PyTorch DDP模式的使用

最新推荐文章于 2025-03-28 12:17:15 发布

laizi_laizi

最新推荐文章于 2025-03-28 12:17:15 发布

阅读量1w

点赞数 24

分类专栏： PyTorch

本文链接：https://blog.csdn.net/laizi_laizi/article/details/115299263

版权

PyTorch 专栏收录该内容

13 篇文章

订阅专栏

本文介绍了PyTorch中分布式训练的两种方式：DataParallel(DP)和DistributedDataParallel(DDP)。DP适用于单机多GPU，修改代码量小，但性能不如DDP且受限于GIL。DDP则提供更好的性能，适用于多机多GPU，但需要更多的代码改动。文中提供了DDP的使用模板，并强调了初始化、数据加载、进程间通信等关键点。
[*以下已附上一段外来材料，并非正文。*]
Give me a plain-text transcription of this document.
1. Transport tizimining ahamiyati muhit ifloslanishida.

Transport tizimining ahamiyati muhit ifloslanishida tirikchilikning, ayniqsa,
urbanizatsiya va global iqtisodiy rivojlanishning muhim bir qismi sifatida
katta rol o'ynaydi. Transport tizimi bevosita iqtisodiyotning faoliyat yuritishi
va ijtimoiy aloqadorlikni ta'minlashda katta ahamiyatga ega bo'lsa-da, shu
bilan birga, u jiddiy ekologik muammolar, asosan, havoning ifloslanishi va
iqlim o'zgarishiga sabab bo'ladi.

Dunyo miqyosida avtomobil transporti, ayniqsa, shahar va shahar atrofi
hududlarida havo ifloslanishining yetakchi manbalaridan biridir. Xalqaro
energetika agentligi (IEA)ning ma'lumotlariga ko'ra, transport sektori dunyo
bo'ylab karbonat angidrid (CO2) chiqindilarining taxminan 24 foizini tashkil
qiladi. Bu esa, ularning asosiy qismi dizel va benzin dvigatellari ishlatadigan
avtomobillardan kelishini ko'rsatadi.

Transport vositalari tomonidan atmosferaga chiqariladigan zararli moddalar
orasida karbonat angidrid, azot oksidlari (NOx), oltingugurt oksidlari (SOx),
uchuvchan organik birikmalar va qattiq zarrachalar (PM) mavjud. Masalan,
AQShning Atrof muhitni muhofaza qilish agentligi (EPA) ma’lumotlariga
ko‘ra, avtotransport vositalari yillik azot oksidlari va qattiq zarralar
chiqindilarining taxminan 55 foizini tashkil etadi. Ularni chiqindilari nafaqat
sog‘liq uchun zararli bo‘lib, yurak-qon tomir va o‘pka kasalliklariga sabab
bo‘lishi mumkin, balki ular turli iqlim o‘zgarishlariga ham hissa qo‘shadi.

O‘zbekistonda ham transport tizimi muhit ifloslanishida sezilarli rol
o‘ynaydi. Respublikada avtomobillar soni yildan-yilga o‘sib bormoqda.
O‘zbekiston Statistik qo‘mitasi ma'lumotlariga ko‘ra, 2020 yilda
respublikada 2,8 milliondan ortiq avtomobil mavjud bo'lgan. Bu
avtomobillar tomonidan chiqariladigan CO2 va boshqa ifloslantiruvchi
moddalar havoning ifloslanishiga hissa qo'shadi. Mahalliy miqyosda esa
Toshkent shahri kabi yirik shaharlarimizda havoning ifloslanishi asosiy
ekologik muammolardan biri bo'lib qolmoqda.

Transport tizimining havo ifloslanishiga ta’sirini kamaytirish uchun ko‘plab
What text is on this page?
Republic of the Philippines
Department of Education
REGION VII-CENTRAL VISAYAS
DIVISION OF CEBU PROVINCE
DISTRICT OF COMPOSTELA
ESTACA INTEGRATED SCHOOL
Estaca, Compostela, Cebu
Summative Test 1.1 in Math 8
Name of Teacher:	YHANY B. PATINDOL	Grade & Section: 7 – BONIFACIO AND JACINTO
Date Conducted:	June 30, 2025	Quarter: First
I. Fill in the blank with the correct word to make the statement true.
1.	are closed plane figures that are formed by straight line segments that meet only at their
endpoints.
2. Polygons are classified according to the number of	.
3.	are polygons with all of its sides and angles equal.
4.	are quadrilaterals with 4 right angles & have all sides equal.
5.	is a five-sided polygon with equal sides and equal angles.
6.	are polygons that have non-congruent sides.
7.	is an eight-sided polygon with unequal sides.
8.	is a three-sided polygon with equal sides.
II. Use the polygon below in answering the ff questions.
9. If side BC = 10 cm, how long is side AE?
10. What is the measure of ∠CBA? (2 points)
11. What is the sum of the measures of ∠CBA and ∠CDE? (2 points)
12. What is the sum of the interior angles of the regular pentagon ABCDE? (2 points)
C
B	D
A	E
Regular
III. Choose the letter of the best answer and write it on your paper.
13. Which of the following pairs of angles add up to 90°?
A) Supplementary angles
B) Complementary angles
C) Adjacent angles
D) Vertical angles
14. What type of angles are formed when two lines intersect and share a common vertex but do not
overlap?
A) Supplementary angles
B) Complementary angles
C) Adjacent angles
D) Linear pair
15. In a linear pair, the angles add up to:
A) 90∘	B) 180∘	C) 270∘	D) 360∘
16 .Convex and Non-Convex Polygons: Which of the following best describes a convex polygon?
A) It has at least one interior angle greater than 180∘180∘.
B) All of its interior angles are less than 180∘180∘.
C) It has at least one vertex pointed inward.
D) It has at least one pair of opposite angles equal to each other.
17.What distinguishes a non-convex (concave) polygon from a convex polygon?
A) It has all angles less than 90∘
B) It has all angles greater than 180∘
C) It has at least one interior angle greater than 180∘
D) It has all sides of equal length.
总结了DDP使用时的注意事项，包括world_size、rank、local_rank的理解，以及DistributedSampler的使用等。

摘要生成于 C知道，由 DeepSeek-R1 满血版支持，前往体验 >

PyTorch支持分布式训练，所以当你有多块卡时，肯定是想让你的代码能够使用multi-gpu进行training。

然后你会发现有两种选择摆在你面前：
DP(torch.nn.DataParallel) 官方Tutorial

优点：修改的代码量最少，只要像这样model = nn.DataParallel(model)包裹一下你的模型就行了，想用的话可以看一下上面的官方Tutorial，非常简单
缺点：只适用single-machine multi-GPU(不过也已经适合大部分人使用了)，不适用multi-machine multi-GPU；性能不如DDP; DP使用单进程，由于Python GIL只能利用一个CPU核心

DDP(torch.nn.parallel.DistributedDataParallel) 官方Tutorial

优点：使用多进程，没有GIL contention；性能更优；模型广播只在初始化的时候，不在每次前向传播时，故训练加速
缺点：代码改动较多，坑较多，需要试错攒经验

下面就DDP的使用描述一下(只涉及single-device GPU module，即只涉及数据并行，不涉及模型并行)，等碰到更多坑的时候再来更新

DDP使用模板

下面的DDP使用模板摘抄自这里：

#!/usr/bin/env python
# -*- coding: utf-8 -*-
from argparse import ArgumentParser

import torch
import torch.distributed as dist
from torch.nn.parallel import DistributedDataParallel as DDP
from torch.utils.data import DataLoader, Dataset
from torch.utils.data.distributed import DistributedSampler
from transformers import BertForMaskedLM

SEED = 42
BATCH_SIZE = 8
NUM_EPOCHS = 3

class YourDataset(Dataset):

    def __init__(self):
        pass


def main():
    parser = ArgumentParser('DDP usage example')
    parser.add_argument('--local_rank', type=int, default=-1, metavar='N', help='Local process rank.')  # you need this argument in your scripts for DDP to work
    args = parser.parse_args()

    # keep track of whether the current process is the `master` process (totally optional, but I find it useful for data laoding, logging, etc.)
    args.is_master = args.local_rank == 0

    # set the device
    args.device = torch.cuda.device(args.local_rank)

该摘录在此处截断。